Film Screening and Discussion: "The Lord is Not on Trial Here Today"

"The Lord is Not On Trial Here Today" is a Peabody Award-winning documentary that tells the compelling personal story of Vashti McCollum and how her efforts to protect her 10-year-old son led to one of the most important and landmark First Amendment cases in U.S. Supreme Court history — the case that established the separation of church and state in public schools. The case is little-known by the contemporary American public, yet the McCollum decision continues to have important ramifications for current conflicts over the role of religion in public institutions – from displays of the Ten Commandments in government buildings to student-led prayers at public school graduation ceremonies. A short discussion follows the film; open to the public.

Cheryl Ball: "Boutique Data in Writing Studies"
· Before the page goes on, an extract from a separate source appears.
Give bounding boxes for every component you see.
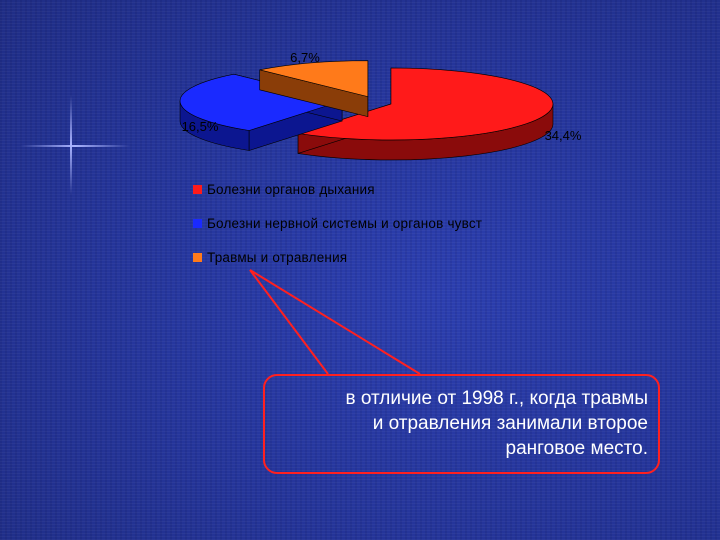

The Digital Turn returns with rhetoric scholar Cheryl Ball.  Ball is the editor of the online, peer-reviewed, open-access journal Kairos: Rhetoric, Technology, and Pedagogy.  Click here for a short video introduction to her talk. A reception will follow the presentation. The Digital Turn: the 2013-14 Meryl Norton Hearst Lecture Series is hosted by the Department of Languages & Literatures. Follow the series online or on Facebook.  

Earth Science Seminar: Earth Science and Communities: Great Earthquakes to Wild Rice

Dr. Kenneth Ridgway, Professor of Earth and Atmospheric Science at Purdue University, will discuss the connection between earth science and communities. Such a connection seems obvious to most scientists but is much less clear to most communities. In the first part of his talk he will explore the geologic setting, the infrastructural damage, and the impact on communities of recent large earthquakes in Taiwan, Turkey, Haiti and Japan.  Decisions that communities and governments made about these types of geologic hazards had a profound impact on human life and the built environment.  In the second part of the talk, he will discuss how at Purdue University they are building connections between the scientific community and Native American communities. The strongest connections are developed when Native American students do research on issues that are directly relevant to their tribal lands and communities. An understanding of earth processes is critical in decision making both at the global and local community levels.